Updated 9:50 p.m. Eastern to clarify spacecraft involved in conjunction warnings.
TOKYO — Even a few spacecraft in orbit around the moon can create dozens of warnings of potential collisions and require several maneuvers, suggesting the need for more robust coordination mechanisms.
In a presentation at the Secure World Foundation’s Summit for Space Sustainability here July 11, Soyoung Chung, senior researcher at the Korea Aerospace Research Institute’s (KARI’s) strategy and planning directorate, said her agency had received 40 “red alarms” of potential collisions among spacecraft orbiting the moon in the last 18 months.
The warnings primarily involve close approaches involving KARI’s Korea Pathfinder Lunar Orbiter (KPLO), NASA’s Lunar Reconnaissance Orbiter (LRO) and the Chandrayaan-2 orbiter from India’s space agency ISRO, which are all in similar low orbits around the moon. The three agencies voluntarily share information about the orbits of their spacecraft using a NASA platform called MADCAP that generates collision warnings.
Since KPLO entered orbit around the moon in December 2022, that system has generated 40 warnings, called red alarms, of potential conjunctions. Some are “naturally resolved,” she said, as improved orbital data shows no risk of a collision. Others can be handed by having one of the spacecraft perform a routine maneuver to maintain its orbit.
“But for some of them, you need to have a specific maneuver just to avoid this potential collision,” she said. KPLO has performed three such maneuvers so far, one to avoid a close approach to LRO, another to avoid Chandrayaan-2 and a third to avoid Japan’s Smart Lander for Investigating Moon (SLIM) spacecraft shortly before its January landing. The SLIM conjunction, she noted, required a decision on the maneuver within a day to avoid conflicting with its landing.
Collision avoidance maneuvers around the moon are not unprecedented. In 2021, Chandrayaan-2 maneuvered to avoid a close approach to LRO after coordination between ISRO and NASA. At the time, neither agency disclosed the frequency of those potential conjunctions.
The magnitude of potential collisions among spacecraft in lunar orbit now, though, has not been widely discussed publicly. “This is something real that we haven’t discussed much,” Chung said.
The issue, she noted, highlights the lack of formal processes and procedures for coordinating spacecraft around the moon, a problem that will only grow worse as more companies and countries send missions there.
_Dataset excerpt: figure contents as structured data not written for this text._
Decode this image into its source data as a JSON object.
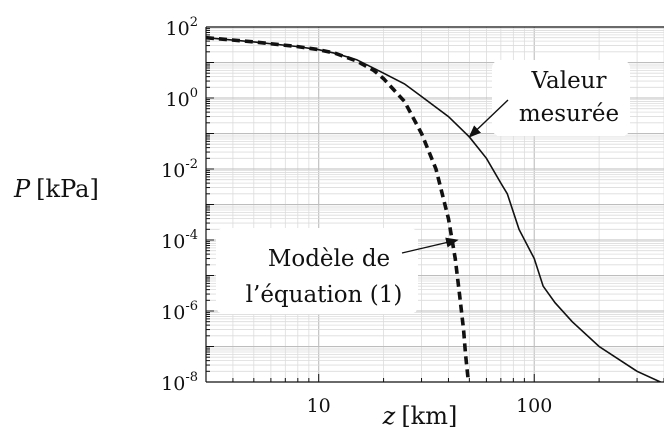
{
  "chart_data": {
    "type": "line",
    "xscale": "log",
    "yscale": "log",
    "xlim": [
      3,
      400
    ],
    "ylim": [
      1e-08,
      100
    ],
    "grid": true,
    "xlabel_symbol": "z",
    "xlabel_unit": "[km]",
    "ylabel_symbol": "P",
    "ylabel_unit": "[kPa]",
    "x_ticks": [
      {
        "value": 10,
        "label": "10"
      },
      {
        "value": 100,
        "label": "100"
      }
    ],
    "y_ticks": [
      {
        "value": 100,
        "base": "10",
        "exp": "2"
      },
      {
        "value": 1,
        "base": "10",
        "exp": "0"
      },
      {
        "value": 0.01,
        "base": "10",
        "exp": "-2"
      },
      {
        "value": 0.0001,
        "base": "10",
        "exp": "-4"
      },
      {
        "value": 1e-06,
        "base": "10",
        "exp": "-6"
      },
      {
        "value": 1e-08,
        "base": "10",
        "exp": "-8"
      }
    ],
    "series": [
      {
        "name": "",
        "style": "solid",
        "color": "#111111",
        "x": [
          3,
          5,
          8,
          10,
          12,
          15,
          20,
          25,
          30,
          40,
          50,
          60,
          70,
          75,
          85,
          100,
          110,
          125,
          150,
          200,
          300,
          400
        ],
        "y": [
          50,
          38,
          28,
          23,
          18,
          12,
          5,
          2.5,
          1.1,
          0.3,
          0.08,
          0.02,
          0.004,
          0.002,
          0.0002,
          3e-05,
          5e-06,
          1.7e-06,
          5e-07,
          1e-07,
          2e-08,
          9e-09
        ]
      },
      {
        "name": "",
        "style": "dashed",
        "color": "#111111",
        "x": [
          3,
          5,
          8,
          10,
          12,
          15,
          18,
          20,
          25,
          30,
          35,
          40,
          43,
          45,
          47,
          48,
          49.5
        ],
        "y": [
          50,
          38,
          28,
          23,
          18,
          11,
          6,
          3.5,
          0.8,
          0.1,
          0.01,
          0.0004,
          3e-05,
          3e-06,
          3e-07,
          6e-08,
          1e-08
        ]
      }
    ],
    "annotations": [
      {
        "lines": [
          "Valeur",
          "mesurée"
        ],
        "target": [
          50,
          0.08
        ]
      },
      {
        "lines": [
          "Modèle de",
          "l’équation (1)"
        ],
        "target": [
          44,
          0.0001
        ]
      }
    ]
  }
}
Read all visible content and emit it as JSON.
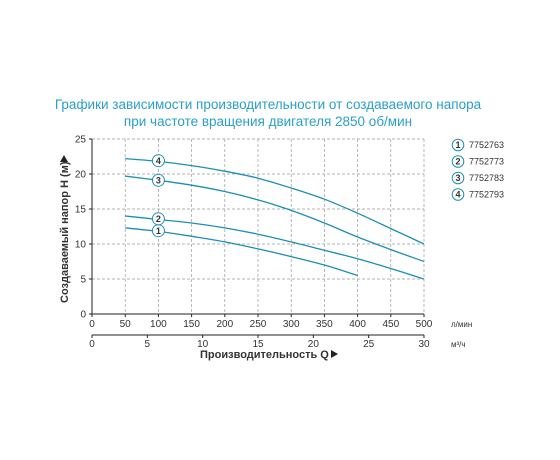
{
  "chart_data": {
    "type": "line",
    "title": [
      "Графики зависимости производительности от создаваемого напора",
      "при частоте вращения двигателя 2850 об/мин"
    ],
    "xlabel": "Производительность Q",
    "ylabel": "Создаваемый напор H (м)",
    "x_unit": "л/мин",
    "x2_unit": "м³/ч",
    "xlim": [
      0,
      500
    ],
    "ylim": [
      0,
      25
    ],
    "x_ticks": [
      "0",
      "50",
      "100",
      "150",
      "200",
      "250",
      "300",
      "350",
      "400",
      "450",
      "500"
    ],
    "x2_ticks": [
      "0",
      "5",
      "10",
      "15",
      "20",
      "25",
      "30"
    ],
    "y_ticks": [
      "0",
      "5",
      "10",
      "15",
      "20",
      "25"
    ],
    "grid": true,
    "legend_position": "right",
    "series": [
      {
        "marker": "1",
        "name": "7752763",
        "x": [
          50,
          100,
          150,
          200,
          250,
          300,
          350,
          400
        ],
        "y": [
          12.3,
          11.8,
          11.1,
          10.3,
          9.3,
          8.2,
          7.0,
          5.5
        ]
      },
      {
        "marker": "2",
        "name": "7752773",
        "x": [
          50,
          100,
          150,
          200,
          250,
          300,
          350,
          400,
          450,
          500
        ],
        "y": [
          14.0,
          13.5,
          13.0,
          12.3,
          11.4,
          10.3,
          9.1,
          7.9,
          6.5,
          5.0
        ]
      },
      {
        "marker": "3",
        "name": "7752783",
        "x": [
          50,
          100,
          150,
          200,
          250,
          300,
          350,
          400,
          450,
          500
        ],
        "y": [
          19.7,
          19.1,
          18.4,
          17.5,
          16.3,
          14.8,
          13.0,
          11.0,
          9.2,
          7.5
        ]
      },
      {
        "marker": "4",
        "name": "7752793",
        "x": [
          50,
          100,
          150,
          200,
          250,
          300,
          350,
          400,
          450,
          500
        ],
        "y": [
          22.2,
          21.8,
          21.2,
          20.4,
          19.4,
          18.0,
          16.4,
          14.4,
          12.2,
          10.0
        ]
      }
    ],
    "series_marker_positions": [
      {
        "marker": "1",
        "x": 100,
        "y": 11.9
      },
      {
        "marker": "2",
        "x": 100,
        "y": 13.6
      },
      {
        "marker": "3",
        "x": 100,
        "y": 19.1
      },
      {
        "marker": "4",
        "x": 100,
        "y": 21.9
      }
    ]
  },
  "colors": {
    "title": "#2a9fc9",
    "curve": "#1b8fb5",
    "grid": "#9a9a9a",
    "axis": "#222222",
    "text": "#333333"
  }
}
“Right now, there’s no mutually agreed-upon international consultation mechanism or protocol to resolve such collision risks,” she said. The coordination among ISRO, KARI and NASA is a voluntary system that others, like China, have not participated in. “Not all actors are involved in this process.”
There is also no formal mechanism for determining which spacecraft performs a collision avoidance maneuver if required. Such maneuvers can disrupt spacecraft operations as well as consume fuel that reduces the spacecraft’s lifetime. She said later that KARI agreed to perform those three KPLO maneuvers because it had more fuel available.
“With our experience of operating KPLO, we realize there is a need for an information-sharing platform and mutually agreed-upon international protocols to identify and manage the risk of collisions between the missions around the moon just like we do on the Earth,” she said.
One mechanism for doing so may be through the United Nations Committee on the Peaceful Uses of Outer Space (COPUOS). The committee agreed at its meeting last month to establish an Action Team on Lunar Activities Consultation, based on a proposal from the Republic of Korea and Romania. Chung said coordination mechanisms for lunar spacecraft will be one of the topic the action team will consider.